Connectors¶

A connector is a Python function, generated by an LLM, that maps one tool’s output dict onto the next tool’s input dict. One connector is generated per edge.

Generation¶

The first time an edge executes, biocomposer builds a prompt from:

the downstream tool’s input schema (each field’s type, cardinality, format, required);
the upstream tool’s output schema;
a snapshot of the actual runtime data, directory listings with file heads, list shapes, so the mapping is decided against what really exists, not just declared types.
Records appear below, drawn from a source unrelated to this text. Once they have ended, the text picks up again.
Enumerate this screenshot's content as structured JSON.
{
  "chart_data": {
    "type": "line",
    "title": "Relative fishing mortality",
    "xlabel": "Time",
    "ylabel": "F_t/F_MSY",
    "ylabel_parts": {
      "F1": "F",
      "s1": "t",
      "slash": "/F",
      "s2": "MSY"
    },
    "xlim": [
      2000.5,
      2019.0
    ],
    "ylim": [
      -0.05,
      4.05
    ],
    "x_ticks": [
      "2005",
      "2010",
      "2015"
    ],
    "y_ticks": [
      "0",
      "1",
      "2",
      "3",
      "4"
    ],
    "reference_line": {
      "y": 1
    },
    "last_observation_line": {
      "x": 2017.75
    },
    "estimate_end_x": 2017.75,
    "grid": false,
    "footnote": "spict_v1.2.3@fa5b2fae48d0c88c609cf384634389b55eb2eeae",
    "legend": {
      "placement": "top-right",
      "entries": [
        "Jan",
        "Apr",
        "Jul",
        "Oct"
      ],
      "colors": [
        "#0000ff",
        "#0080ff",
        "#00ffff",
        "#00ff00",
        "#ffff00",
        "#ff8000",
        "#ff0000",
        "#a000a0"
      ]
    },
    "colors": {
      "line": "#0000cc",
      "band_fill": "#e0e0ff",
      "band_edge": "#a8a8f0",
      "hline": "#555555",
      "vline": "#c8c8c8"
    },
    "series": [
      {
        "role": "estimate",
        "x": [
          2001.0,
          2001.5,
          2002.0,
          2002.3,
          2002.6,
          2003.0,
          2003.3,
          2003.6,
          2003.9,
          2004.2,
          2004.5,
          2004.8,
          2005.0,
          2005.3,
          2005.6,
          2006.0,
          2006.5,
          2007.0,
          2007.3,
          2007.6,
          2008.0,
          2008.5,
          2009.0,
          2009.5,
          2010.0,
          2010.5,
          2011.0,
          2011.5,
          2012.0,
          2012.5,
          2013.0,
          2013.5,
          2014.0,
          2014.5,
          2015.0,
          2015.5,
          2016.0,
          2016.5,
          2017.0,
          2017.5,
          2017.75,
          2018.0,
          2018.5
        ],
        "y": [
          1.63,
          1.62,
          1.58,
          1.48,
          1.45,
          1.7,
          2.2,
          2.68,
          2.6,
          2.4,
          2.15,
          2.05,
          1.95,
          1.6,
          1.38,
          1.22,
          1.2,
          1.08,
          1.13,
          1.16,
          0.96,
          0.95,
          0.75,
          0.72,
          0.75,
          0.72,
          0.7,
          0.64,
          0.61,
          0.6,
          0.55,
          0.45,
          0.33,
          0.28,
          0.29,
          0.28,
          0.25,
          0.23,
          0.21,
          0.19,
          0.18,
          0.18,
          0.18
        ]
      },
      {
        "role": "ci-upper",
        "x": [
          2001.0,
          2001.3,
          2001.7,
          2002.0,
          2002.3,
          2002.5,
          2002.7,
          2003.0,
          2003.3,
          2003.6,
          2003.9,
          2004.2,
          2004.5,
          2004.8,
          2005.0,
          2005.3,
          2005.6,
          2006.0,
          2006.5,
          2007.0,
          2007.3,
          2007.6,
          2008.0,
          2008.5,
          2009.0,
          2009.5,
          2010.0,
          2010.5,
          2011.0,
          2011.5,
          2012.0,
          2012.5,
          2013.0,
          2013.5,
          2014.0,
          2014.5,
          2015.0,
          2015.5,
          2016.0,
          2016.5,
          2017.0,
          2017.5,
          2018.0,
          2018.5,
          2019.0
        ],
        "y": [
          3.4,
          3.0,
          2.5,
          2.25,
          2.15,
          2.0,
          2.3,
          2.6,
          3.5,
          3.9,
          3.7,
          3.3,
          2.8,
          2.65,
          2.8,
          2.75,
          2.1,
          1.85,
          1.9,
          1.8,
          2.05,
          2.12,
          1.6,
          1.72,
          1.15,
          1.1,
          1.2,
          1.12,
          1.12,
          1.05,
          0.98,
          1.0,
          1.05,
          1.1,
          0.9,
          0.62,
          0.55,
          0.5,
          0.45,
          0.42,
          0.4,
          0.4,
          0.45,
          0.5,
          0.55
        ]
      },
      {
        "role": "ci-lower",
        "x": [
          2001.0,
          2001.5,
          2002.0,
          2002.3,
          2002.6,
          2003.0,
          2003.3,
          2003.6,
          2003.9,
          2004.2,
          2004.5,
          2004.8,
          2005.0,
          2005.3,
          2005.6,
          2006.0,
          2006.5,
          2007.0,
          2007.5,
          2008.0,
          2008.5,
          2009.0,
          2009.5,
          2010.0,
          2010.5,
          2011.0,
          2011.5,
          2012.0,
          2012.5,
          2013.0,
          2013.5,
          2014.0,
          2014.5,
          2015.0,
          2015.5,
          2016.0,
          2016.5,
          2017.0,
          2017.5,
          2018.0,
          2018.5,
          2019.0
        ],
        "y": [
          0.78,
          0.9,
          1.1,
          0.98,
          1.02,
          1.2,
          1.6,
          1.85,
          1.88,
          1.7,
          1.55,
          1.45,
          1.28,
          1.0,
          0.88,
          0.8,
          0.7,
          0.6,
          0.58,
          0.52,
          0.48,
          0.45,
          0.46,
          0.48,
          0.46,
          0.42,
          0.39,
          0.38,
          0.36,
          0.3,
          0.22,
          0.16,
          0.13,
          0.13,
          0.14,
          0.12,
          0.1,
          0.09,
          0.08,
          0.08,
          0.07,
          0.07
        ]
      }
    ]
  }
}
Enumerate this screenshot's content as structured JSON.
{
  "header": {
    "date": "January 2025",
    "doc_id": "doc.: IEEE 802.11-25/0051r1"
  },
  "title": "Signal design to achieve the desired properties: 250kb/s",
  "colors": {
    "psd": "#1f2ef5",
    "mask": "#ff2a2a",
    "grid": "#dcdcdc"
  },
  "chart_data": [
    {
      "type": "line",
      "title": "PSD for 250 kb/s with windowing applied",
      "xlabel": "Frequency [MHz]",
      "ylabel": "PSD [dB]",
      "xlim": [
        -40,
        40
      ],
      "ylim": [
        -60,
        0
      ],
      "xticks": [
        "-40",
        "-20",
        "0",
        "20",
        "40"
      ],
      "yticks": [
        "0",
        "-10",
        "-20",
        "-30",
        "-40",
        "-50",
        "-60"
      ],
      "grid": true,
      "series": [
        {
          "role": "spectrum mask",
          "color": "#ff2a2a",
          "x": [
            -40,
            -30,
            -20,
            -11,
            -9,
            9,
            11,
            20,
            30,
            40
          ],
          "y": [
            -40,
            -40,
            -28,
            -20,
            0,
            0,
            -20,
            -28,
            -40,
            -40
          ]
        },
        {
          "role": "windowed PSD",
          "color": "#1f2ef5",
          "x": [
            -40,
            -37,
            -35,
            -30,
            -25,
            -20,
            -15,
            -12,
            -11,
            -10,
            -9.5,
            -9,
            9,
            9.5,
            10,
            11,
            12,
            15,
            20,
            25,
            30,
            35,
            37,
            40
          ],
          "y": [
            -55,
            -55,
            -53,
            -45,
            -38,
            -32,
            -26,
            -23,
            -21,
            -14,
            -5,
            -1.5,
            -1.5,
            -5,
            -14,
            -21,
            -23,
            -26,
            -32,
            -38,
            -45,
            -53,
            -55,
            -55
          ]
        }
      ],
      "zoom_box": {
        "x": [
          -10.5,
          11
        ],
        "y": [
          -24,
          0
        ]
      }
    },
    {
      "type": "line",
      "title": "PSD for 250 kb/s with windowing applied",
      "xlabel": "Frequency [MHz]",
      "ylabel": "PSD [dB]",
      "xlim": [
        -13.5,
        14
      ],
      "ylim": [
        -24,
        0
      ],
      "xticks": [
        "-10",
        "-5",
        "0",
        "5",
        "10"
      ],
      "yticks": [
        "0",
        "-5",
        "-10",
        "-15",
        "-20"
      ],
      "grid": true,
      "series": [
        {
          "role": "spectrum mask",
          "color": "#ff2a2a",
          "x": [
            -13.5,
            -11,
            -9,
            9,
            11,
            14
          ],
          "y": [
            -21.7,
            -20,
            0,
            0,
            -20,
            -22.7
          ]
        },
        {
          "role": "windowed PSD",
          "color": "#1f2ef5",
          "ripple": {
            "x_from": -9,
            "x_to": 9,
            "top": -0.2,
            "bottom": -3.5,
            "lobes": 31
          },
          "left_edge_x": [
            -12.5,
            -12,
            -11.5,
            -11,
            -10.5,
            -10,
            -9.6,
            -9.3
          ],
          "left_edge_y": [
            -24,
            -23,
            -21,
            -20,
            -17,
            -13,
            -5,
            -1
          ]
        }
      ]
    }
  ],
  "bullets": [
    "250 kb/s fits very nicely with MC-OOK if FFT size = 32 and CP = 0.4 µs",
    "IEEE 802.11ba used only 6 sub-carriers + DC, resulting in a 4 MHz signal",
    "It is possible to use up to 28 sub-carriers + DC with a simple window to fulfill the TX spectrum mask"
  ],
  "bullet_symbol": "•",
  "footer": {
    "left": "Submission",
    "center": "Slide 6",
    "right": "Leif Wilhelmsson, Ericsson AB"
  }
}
The LLM returns edge_<upstream>_to_<downstream>(output) -> dict.

Caching¶

A connector is keyed by edge identity (upstream_id, downstream_id) and written to a connectors file, then reused for every later call, across decision-loop iterations and across every item of a gather node. A loop or an N-way fan-out reuses one generated function; there is no per-iteration or per-item regeneration.

What a connector does¶

The prompt directs the model to reason in steps:

Entity match, map a field only when it holds the same semantic data as a downstream field; matching type alone is not enough.
Format conversion, when the downstream expects a different format (e.g. a FASTA file vs. an in-memory sequence), write the conversion.
Cardinality, when the downstream wants one item but the upstream is a directory or list of many, select the single primary file, excluding trajectory/intermediate/temporary artifacts. For a map edge the same step instead returns the list of per-item input dicts (Gather nodes).

Input nodes bypass connectors¶

Connectors are not generated for user-provided input node values, those are applied verbatim, so the model can never substitute a manifest example value for a real one. This is also why input-node values override upstream outputs on a key clash (Input merging and key clashes).